RUVBL1 and RUVBL2 are two highly conserved AAA+ ATPases that form a hetero-hexameric complex that participates in a wide range of unrelated cellular processes, including chromatin remodeling, Fanconi Anemia (FA), nonsense-mediated mRNA decay (NMD), and assembly and maturation of several large macromolecular complexes such as RNA polymerases, the box C/D small nucleolar ribonucleoprotein (snoRNP) and mTOR complexes. How the RUVBL1-RUVBL2 complex works in such a variety of processes, sometimes antagonistic, has been obscure for a long time. Recent cryo-electron microscopy (cryo-EM) studies have started to reveal how RUVBL1-RUVBL2 forms a scaffold for complex protein-protein interactions and how the structure and ATPase activity of RUVBL1-RUVBL2 can be affected and regulated by the interaction with clients.

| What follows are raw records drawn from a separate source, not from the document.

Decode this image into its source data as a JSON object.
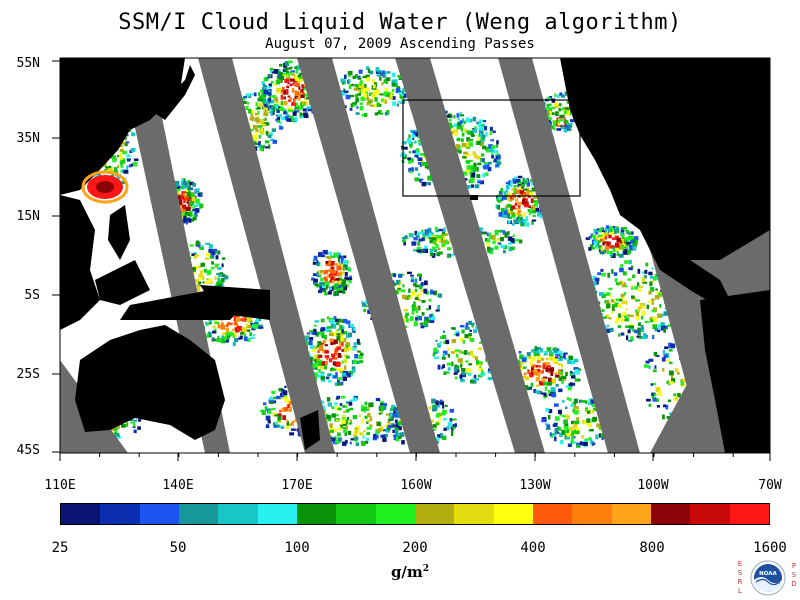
{
  "title": "SSM/I Cloud Liquid Water (Weng algorithm)",
  "subtitle": "August 07, 2009  Ascending Passes",
  "lat_labels": [
    "55N",
    "35N",
    "15N",
    "5S",
    "25S",
    "45S"
  ],
  "lon_labels": [
    "110E",
    "140E",
    "170E",
    "160W",
    "130W",
    "100W",
    "70W"
  ],
  "colorbar": {
    "colors": [
      "#0a1573",
      "#0b2eb0",
      "#1c54f0",
      "#159898",
      "#17c6c6",
      "#2af0f0",
      "#079207",
      "#12c812",
      "#20f020",
      "#b2ae10",
      "#e2dc10",
      "#ffff10",
      "#ff5a0c",
      "#ff7f0c",
      "#ffa418",
      "#8c0408",
      "#c80a0a",
      "#ff1616"
    ],
    "labels": [
      "25",
      "50",
      "100",
      "200",
      "400",
      "800",
      "1600"
    ],
    "units": "g/m",
    "units_exp": "2"
  },
  "logo": {
    "center": "NOAA",
    "left_letters": [
      "E",
      "S",
      "R",
      "L"
    ],
    "right_letters": [
      "P",
      "S",
      "D"
    ]
  }
}
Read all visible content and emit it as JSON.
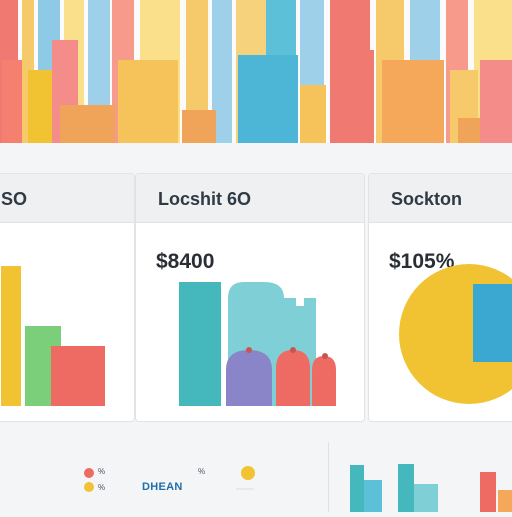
{
  "cards": [
    {
      "title": "SO",
      "value": ""
    },
    {
      "title": "Locshit 6O",
      "value": "$8400"
    },
    {
      "title": "Sockton",
      "value": "$105%"
    }
  ],
  "legend": {
    "marks": [
      "%",
      "%",
      "%"
    ],
    "label": "DHEAN"
  },
  "colors": {
    "yellow": "#f1c232",
    "green": "#7ccf7a",
    "coral": "#ee6b63",
    "teal": "#45b8bd",
    "light_teal": "#7fd0d6",
    "purple": "#8a84c9",
    "blue": "#3aa8d1",
    "orange": "#f5a85a",
    "pink": "#f48c8a"
  }
}
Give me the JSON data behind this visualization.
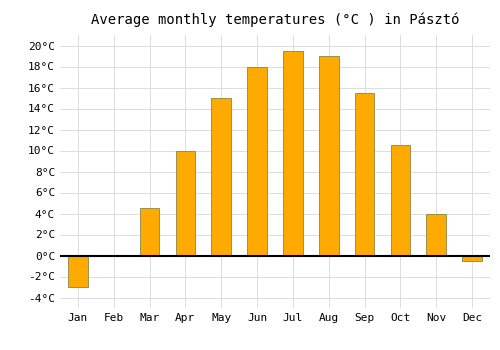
{
  "title": "Average monthly temperatures (°C ) in Pásztó",
  "months": [
    "Jan",
    "Feb",
    "Mar",
    "Apr",
    "May",
    "Jun",
    "Jul",
    "Aug",
    "Sep",
    "Oct",
    "Nov",
    "Dec"
  ],
  "values": [
    -3.0,
    0.0,
    4.5,
    10.0,
    15.0,
    18.0,
    19.5,
    19.0,
    15.5,
    10.5,
    4.0,
    -0.5
  ],
  "bar_color": "#FFAA00",
  "bar_edge_color": "#888844",
  "ylim": [
    -5,
    21
  ],
  "yticks": [
    -4,
    -2,
    0,
    2,
    4,
    6,
    8,
    10,
    12,
    14,
    16,
    18,
    20
  ],
  "background_color": "#ffffff",
  "grid_color": "#dddddd",
  "zero_line_color": "#000000",
  "title_fontsize": 10,
  "tick_fontsize": 8,
  "bar_width": 0.55
}
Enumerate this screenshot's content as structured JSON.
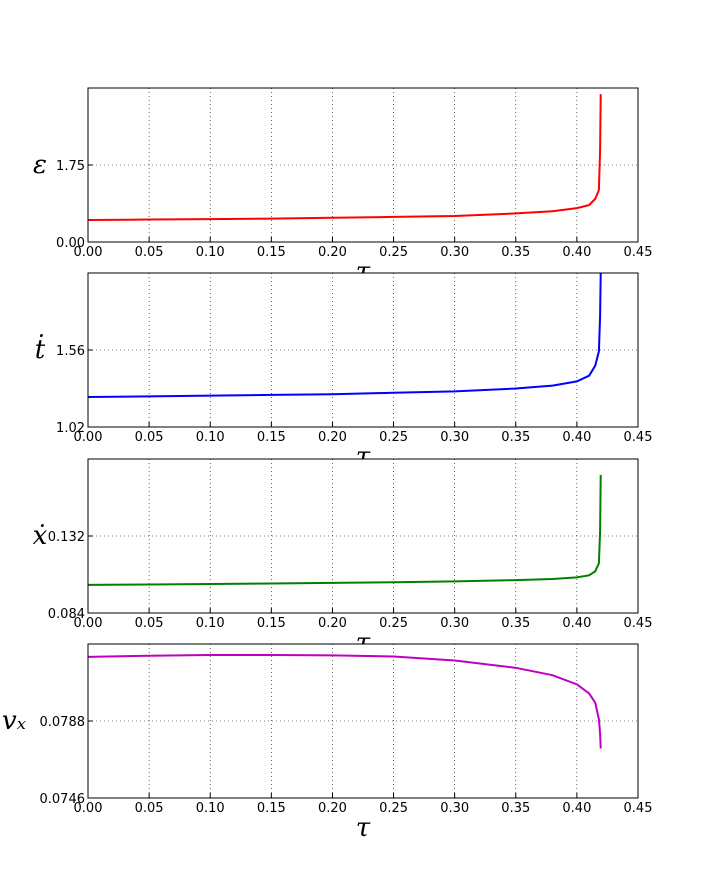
{
  "chart_data": [
    {
      "type": "line",
      "y_label": "ε",
      "x_label": "τ",
      "color": "#ff0000",
      "grid": true,
      "x": [
        0,
        0.05,
        0.1,
        0.15,
        0.2,
        0.25,
        0.3,
        0.35,
        0.38,
        0.4,
        0.41,
        0.415,
        0.418,
        0.419,
        0.4195
      ],
      "values": [
        0.5,
        0.51,
        0.52,
        0.53,
        0.55,
        0.57,
        0.59,
        0.65,
        0.7,
        0.77,
        0.84,
        0.98,
        1.18,
        2.09,
        3.36
      ],
      "xlim": [
        0,
        0.45
      ],
      "ylim": [
        0,
        3.5
      ],
      "xticks": [
        {
          "value": 0,
          "label": "0.00"
        },
        {
          "value": 0.05,
          "label": "0.05"
        },
        {
          "value": 0.1,
          "label": "0.10"
        },
        {
          "value": 0.15,
          "label": "0.15"
        },
        {
          "value": 0.2,
          "label": "0.20"
        },
        {
          "value": 0.25,
          "label": "0.25"
        },
        {
          "value": 0.3,
          "label": "0.30"
        },
        {
          "value": 0.35,
          "label": "0.35"
        },
        {
          "value": 0.4,
          "label": "0.40"
        },
        {
          "value": 0.45,
          "label": "0.45"
        }
      ],
      "yticks": [
        {
          "value": 0,
          "label": "0.00"
        },
        1.75
      ]
    },
    {
      "type": "line",
      "y_label": "ṫ",
      "x_label": "τ",
      "color": "#0000ff",
      "grid": true,
      "x": [
        0,
        0.05,
        0.1,
        0.15,
        0.2,
        0.25,
        0.3,
        0.35,
        0.38,
        0.4,
        0.41,
        0.415,
        0.418,
        0.419,
        0.4195
      ],
      "values": [
        1.23,
        1.235,
        1.24,
        1.245,
        1.25,
        1.26,
        1.27,
        1.29,
        1.31,
        1.34,
        1.38,
        1.45,
        1.55,
        1.8,
        2.1
      ],
      "xlim": [
        0,
        0.45
      ],
      "ylim": [
        1.02,
        2.1
      ],
      "xticks": [
        {
          "value": 0,
          "label": "0.00"
        },
        {
          "value": 0.05,
          "label": "0.05"
        },
        {
          "value": 0.1,
          "label": "0.10"
        },
        {
          "value": 0.15,
          "label": "0.15"
        },
        {
          "value": 0.2,
          "label": "0.20"
        },
        {
          "value": 0.25,
          "label": "0.25"
        },
        {
          "value": 0.3,
          "label": "0.30"
        },
        {
          "value": 0.35,
          "label": "0.35"
        },
        {
          "value": 0.4,
          "label": "0.40"
        },
        {
          "value": 0.45,
          "label": "0.45"
        }
      ],
      "yticks": [
        1.02,
        1.56
      ]
    },
    {
      "type": "line",
      "y_label": "ẋ",
      "x_label": "τ",
      "color": "#008000",
      "grid": true,
      "x": [
        0,
        0.05,
        0.1,
        0.15,
        0.2,
        0.25,
        0.3,
        0.35,
        0.38,
        0.4,
        0.41,
        0.415,
        0.418,
        0.419,
        0.4195
      ],
      "values": [
        0.1015,
        0.1018,
        0.1021,
        0.1024,
        0.1028,
        0.1032,
        0.1037,
        0.1045,
        0.1052,
        0.1062,
        0.1075,
        0.11,
        0.115,
        0.135,
        0.17
      ],
      "xlim": [
        0,
        0.45
      ],
      "ylim": [
        0.084,
        0.18
      ],
      "xticks": [
        {
          "value": 0,
          "label": "0.00"
        },
        {
          "value": 0.05,
          "label": "0.05"
        },
        {
          "value": 0.1,
          "label": "0.10"
        },
        {
          "value": 0.15,
          "label": "0.15"
        },
        {
          "value": 0.2,
          "label": "0.20"
        },
        {
          "value": 0.25,
          "label": "0.25"
        },
        {
          "value": 0.3,
          "label": "0.30"
        },
        {
          "value": 0.35,
          "label": "0.35"
        },
        {
          "value": 0.4,
          "label": "0.40"
        },
        {
          "value": 0.45,
          "label": "0.45"
        }
      ],
      "yticks": [
        0.084,
        0.132
      ]
    },
    {
      "type": "line",
      "y_label": "vₓ",
      "x_label": "τ",
      "color": "#bf00bf",
      "grid": true,
      "x": [
        0,
        0.05,
        0.1,
        0.15,
        0.2,
        0.25,
        0.3,
        0.35,
        0.38,
        0.4,
        0.41,
        0.415,
        0.418,
        0.419,
        0.4195
      ],
      "values": [
        0.0823,
        0.08236,
        0.0824,
        0.0824,
        0.08238,
        0.08232,
        0.0821,
        0.0817,
        0.0813,
        0.0808,
        0.0803,
        0.0798,
        0.0789,
        0.0781,
        0.0773
      ],
      "xlim": [
        0,
        0.45
      ],
      "ylim": [
        0.0746,
        0.083
      ],
      "xticks": [
        {
          "value": 0,
          "label": "0.00"
        },
        {
          "value": 0.05,
          "label": "0.05"
        },
        {
          "value": 0.1,
          "label": "0.10"
        },
        {
          "value": 0.15,
          "label": "0.15"
        },
        {
          "value": 0.2,
          "label": "0.20"
        },
        {
          "value": 0.25,
          "label": "0.25"
        },
        {
          "value": 0.3,
          "label": "0.30"
        },
        {
          "value": 0.35,
          "label": "0.35"
        },
        {
          "value": 0.4,
          "label": "0.40"
        },
        {
          "value": 0.45,
          "label": "0.45"
        }
      ],
      "yticks": [
        0.0746,
        0.0788
      ]
    }
  ]
}
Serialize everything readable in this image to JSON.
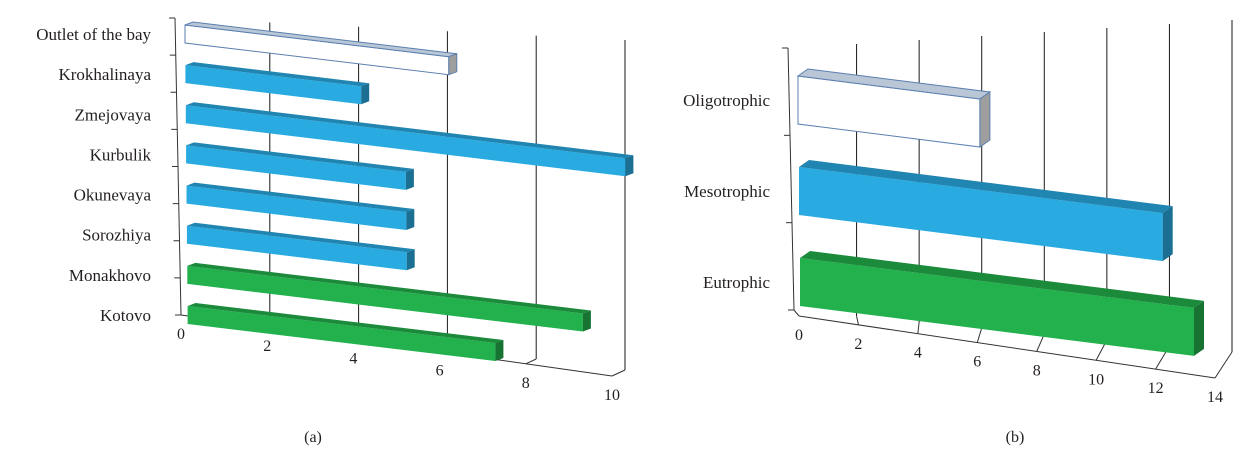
{
  "chart_data": [
    {
      "type": "bar",
      "orientation": "horizontal",
      "style": "3d",
      "panel_label": "(a)",
      "categories": [
        "Outlet of the bay",
        "Krokhalinaya",
        "Zmejovaya",
        "Kurbulik",
        "Okunevaya",
        "Sorozhiya",
        "Monakhovo",
        "Kotovo"
      ],
      "values": [
        6,
        4,
        10,
        5,
        5,
        5,
        9,
        7
      ],
      "colors": [
        "#ffffff",
        "#29abe2",
        "#29abe2",
        "#29abe2",
        "#29abe2",
        "#29abe2",
        "#22b14c",
        "#22b14c"
      ],
      "xlim": [
        0,
        10
      ],
      "xticks": [
        "0",
        "2",
        "4",
        "6",
        "8",
        "10"
      ],
      "xlabel": "",
      "ylabel": "",
      "title": "",
      "grid": true
    },
    {
      "type": "bar",
      "orientation": "horizontal",
      "style": "3d",
      "panel_label": "(b)",
      "categories": [
        "Oligotrophic",
        "Mesotrophic",
        "Eutrophic"
      ],
      "values": [
        6,
        12,
        13
      ],
      "colors": [
        "#ffffff",
        "#29abe2",
        "#22b14c"
      ],
      "xlim": [
        0,
        14
      ],
      "xticks": [
        "0",
        "2",
        "4",
        "6",
        "8",
        "10",
        "12",
        "14"
      ],
      "xlabel": "",
      "ylabel": "",
      "title": "",
      "grid": true
    }
  ]
}
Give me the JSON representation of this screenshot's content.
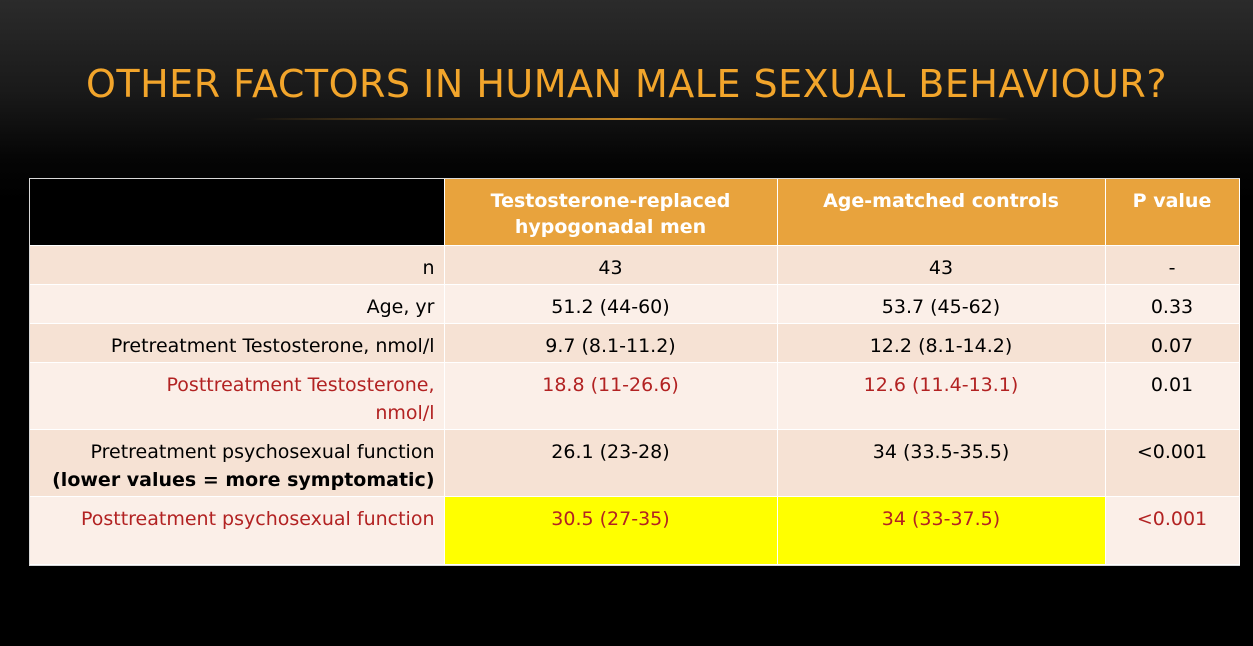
{
  "slide": {
    "title": "OTHER FACTORS IN HUMAN MALE SEXUAL BEHAVIOUR?"
  },
  "table": {
    "headers": [
      "",
      "Testosterone-replaced hypogonadal men",
      "Age-matched controls",
      "P value"
    ],
    "rows": [
      {
        "label": "n",
        "treated": "43",
        "controls": "43",
        "p": "-"
      },
      {
        "label": "Age, yr",
        "treated": "51.2 (44-60)",
        "controls": "53.7 (45-62)",
        "p": "0.33"
      },
      {
        "label": "Pretreatment Testosterone, nmol/l",
        "treated": "9.7 (8.1-11.2)",
        "controls": "12.2 (8.1-14.2)",
        "p": "0.07"
      },
      {
        "label_line1": "Posttreatment Testosterone,",
        "label_line2": "nmol/l",
        "treated": "18.8 (11-26.6)",
        "controls": "12.6 (11.4-13.1)",
        "p": "0.01"
      },
      {
        "label_line1": "Pretreatment psychosexual function",
        "label_line2": "(lower values = more symptomatic)",
        "treated": "26.1 (23-28)",
        "controls": "34 (33.5-35.5)",
        "p": "<0.001"
      },
      {
        "label": "Posttreatment psychosexual function",
        "treated": "30.5 (27-35)",
        "controls": "34 (33-37.5)",
        "p": "<0.001"
      }
    ]
  },
  "colors": {
    "title": "#f2a52b",
    "header_bg": "#e8a33d",
    "highlight": "#ffff00",
    "emphasis_text": "#b22222"
  }
}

RUVBL1 和 RUVBL2 是两种高度保守的 AAA+ ATP 酶,它们形成一个异六聚体复合物,参与广泛的不相关的细胞过程,包括染色质重塑、范可尼贫血(FA)、无意义介导的 mRNA 降解(NMD),以及几种大型大分子复合物的组装和成熟,如 RNA 聚合酶、框 C/D 小核仁核糖核蛋白(snoRNP)和 mTOR 复合物。RUVBL1-RUVBL2 复合物在如此多种过程中发挥作用,有时是拮抗的,这在很长一段时间里一直不清楚。最近的低温电子显微镜(cryo-EM)研究开始揭示 RUVBL1-RUVBL2 如何形成一个复杂的蛋白质-蛋白质相互作用的支架,以及 RUVBL1-RUVBL2 的结构和 ATP 酶活性如何受到与客户相互作用的影响和调节。